As noted previously, at the proprietors’ meeting held 12 January 1749/50, it was voted to add five feet to the original length of the building, making it 45 feet long. They also added seventeen more windows to the original ten. Perhaps the proprietors added more windows to project a higher status for the township, or just realized they needed more light in the building? It seems likely the windows were not very large – “ten windows of nine squares each and seventeen of six squares each.” Glass panes for the windows were usually less than one foot in any dimension, so the windows may have been only 3’ square on the first floor and 2’x 3’ on the upper floor.
Due to various delays (described in earlier articles), the building proceeded slowly in fits and starts. Money was appropriated as early as 1740 to obtain the wood for the outside clapboards and “good white pine for the inside work”. Clearing the site was done during 1742-43. It appears the building’s frame was erected in 1744, and ten window frames were on site; but then construction was put on hold for several years due to the Indian Wars. By 1749, little else had been done; the Proprietors were asked to consider whether to “speedily cover & finish the frame set up in sd Township some years since…or proceed to build a Meeting House wholly new…”
They voted in January 1749/50 to proceed to complete the Meeting House using the original timber frame, with the additional windows. It is not clear how they intended to add five feet to the length of the building. In some cases, towns expanded meeting houses by cutting the frame in the middle to add extra length to the middle bay. We don’t know if this is what they did or not.
But, we do know that in 1750 they “called” Rev. Adonijah Bidwell to be the First Minister of Township No. 1. The church was formed by eight members on September 25, 1750, and Rev. Bidwell was formally ordained as the minister on October 3, 1750.
By August 1751, the committee charged with completing the Meeting House—John Brewer, Ephraim Thomas, and Isaac Garfield—reported that they had “underpinned the Meeting House and enclosed ye outside & put up the window frames & hung ye doors & laid ye under floor.” In March 1753 it was voted to “make a Pulpit & a Ministerial Pew & make ye body seats & seal ye house up to ye bottom of ye windows & wholly glass ye house.”
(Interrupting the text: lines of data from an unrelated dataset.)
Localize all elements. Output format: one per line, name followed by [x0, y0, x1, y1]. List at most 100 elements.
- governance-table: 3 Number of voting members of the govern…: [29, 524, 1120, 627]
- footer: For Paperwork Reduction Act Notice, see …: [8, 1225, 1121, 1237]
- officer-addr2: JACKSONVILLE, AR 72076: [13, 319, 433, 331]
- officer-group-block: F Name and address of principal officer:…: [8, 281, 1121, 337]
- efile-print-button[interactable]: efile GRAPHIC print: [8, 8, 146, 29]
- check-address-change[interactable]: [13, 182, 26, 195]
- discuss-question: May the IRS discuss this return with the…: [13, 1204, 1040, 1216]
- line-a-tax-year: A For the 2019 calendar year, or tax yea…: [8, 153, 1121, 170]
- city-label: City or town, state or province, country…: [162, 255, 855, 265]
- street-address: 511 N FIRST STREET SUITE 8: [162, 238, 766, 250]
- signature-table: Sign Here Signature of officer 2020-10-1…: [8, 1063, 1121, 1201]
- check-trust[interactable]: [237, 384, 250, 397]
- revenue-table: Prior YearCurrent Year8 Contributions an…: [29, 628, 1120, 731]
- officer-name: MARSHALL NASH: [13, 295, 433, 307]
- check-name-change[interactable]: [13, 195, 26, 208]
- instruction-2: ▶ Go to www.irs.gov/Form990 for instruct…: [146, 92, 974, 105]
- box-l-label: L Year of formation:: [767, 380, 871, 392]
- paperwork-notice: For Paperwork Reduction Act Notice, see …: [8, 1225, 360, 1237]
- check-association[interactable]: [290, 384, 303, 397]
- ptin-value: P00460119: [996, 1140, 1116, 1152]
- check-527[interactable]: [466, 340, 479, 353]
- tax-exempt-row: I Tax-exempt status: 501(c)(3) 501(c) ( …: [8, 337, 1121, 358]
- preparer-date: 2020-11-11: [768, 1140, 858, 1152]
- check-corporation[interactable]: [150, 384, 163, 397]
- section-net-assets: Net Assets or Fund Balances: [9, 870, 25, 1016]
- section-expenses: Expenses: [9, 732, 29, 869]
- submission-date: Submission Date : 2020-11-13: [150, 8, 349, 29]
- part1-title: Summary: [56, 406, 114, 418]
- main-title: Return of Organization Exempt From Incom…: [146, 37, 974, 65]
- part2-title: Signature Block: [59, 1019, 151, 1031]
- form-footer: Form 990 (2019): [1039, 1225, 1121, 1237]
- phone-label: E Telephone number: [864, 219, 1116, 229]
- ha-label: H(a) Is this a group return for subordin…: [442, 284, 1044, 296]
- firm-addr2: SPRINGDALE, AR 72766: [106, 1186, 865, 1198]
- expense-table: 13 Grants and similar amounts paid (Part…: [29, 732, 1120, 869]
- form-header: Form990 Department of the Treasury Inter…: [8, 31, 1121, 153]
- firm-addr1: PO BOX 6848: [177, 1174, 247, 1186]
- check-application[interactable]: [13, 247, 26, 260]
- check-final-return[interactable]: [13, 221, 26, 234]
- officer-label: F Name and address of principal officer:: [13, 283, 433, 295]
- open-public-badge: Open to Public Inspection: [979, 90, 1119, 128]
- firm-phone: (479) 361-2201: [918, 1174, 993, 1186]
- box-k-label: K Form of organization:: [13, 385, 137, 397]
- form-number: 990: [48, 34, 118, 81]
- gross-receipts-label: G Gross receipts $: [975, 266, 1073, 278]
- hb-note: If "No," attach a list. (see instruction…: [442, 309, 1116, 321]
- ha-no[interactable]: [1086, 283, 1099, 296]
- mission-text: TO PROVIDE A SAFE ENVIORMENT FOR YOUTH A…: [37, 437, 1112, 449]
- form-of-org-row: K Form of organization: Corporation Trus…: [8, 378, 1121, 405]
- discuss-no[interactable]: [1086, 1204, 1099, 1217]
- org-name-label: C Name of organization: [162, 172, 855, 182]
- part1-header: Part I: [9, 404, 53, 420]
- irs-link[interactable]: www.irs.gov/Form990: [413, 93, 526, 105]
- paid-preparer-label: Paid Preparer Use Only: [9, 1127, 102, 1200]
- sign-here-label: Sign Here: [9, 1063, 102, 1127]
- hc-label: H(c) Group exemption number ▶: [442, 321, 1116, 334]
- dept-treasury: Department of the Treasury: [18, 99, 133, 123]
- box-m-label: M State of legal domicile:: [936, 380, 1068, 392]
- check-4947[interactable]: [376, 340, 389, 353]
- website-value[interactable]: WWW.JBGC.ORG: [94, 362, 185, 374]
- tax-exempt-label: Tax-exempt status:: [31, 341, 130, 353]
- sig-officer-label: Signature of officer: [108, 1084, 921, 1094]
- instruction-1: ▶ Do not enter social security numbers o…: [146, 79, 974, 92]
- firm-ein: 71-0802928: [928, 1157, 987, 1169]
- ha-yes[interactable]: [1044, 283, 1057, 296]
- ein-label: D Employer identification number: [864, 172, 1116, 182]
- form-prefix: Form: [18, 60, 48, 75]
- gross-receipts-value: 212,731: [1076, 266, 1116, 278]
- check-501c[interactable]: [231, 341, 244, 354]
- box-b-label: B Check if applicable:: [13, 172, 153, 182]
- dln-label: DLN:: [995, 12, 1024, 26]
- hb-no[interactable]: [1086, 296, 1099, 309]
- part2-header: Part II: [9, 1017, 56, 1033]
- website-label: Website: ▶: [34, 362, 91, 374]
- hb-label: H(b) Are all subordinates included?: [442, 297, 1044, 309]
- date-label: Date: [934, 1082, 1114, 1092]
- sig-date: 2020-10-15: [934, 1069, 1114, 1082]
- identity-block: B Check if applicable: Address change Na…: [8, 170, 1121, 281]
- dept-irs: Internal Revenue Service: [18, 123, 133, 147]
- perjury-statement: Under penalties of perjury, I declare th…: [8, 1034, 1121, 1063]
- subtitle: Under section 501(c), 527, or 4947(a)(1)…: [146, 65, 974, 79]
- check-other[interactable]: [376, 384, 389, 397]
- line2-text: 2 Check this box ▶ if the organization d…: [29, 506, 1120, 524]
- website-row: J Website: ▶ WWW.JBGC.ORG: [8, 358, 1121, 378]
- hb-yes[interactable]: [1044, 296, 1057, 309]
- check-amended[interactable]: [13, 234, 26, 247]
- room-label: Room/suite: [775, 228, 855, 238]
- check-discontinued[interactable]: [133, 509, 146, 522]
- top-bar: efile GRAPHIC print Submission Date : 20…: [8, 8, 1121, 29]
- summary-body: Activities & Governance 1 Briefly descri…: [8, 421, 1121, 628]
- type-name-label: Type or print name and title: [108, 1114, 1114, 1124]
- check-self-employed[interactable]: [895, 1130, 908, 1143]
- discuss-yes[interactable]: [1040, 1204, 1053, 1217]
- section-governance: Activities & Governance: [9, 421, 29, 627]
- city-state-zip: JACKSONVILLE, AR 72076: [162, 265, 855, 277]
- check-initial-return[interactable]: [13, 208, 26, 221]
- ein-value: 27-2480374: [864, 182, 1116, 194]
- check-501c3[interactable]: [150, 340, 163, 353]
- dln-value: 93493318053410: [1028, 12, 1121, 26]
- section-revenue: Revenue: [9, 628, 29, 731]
There is no mention of the building ever being heated. People often brought their own “foot stoves” with coals or hot stones to keep their feet warm. In some puritan communities, it was considered a sign of their religious zeal to not be comfortable. A good sermon was supposed to keep them warm. And presumably, discussions at town meetings aroused similar heat?
By the end of 1753 or early 1754, the Meeting House was finally done… or at least enough to be used. Rev. Bidwell would have begun delivering his sermons inside the building. The church probably met at the meeting house site before that, or at the homes of one of the church members.
And on “Monday ye fourth day of Febry 1754 at one of ye Clock in ye afternoon,” the first Proprietors’ Meeting was held in the Meeting House.
We can only imagine how cold it must have been in the unheated building that was only partly “sealed” sitting on top of a windy hill. These were hardy folk, but they complained for decades about how cold and drafty the meeting house was, and subsequent Proprietors’ Meetings were often adjourned after an hour or so and reconvened in Rev. Bidwell’s parlor, or Chadwick’s Inn, Jackson’s Inn, or another nearby house.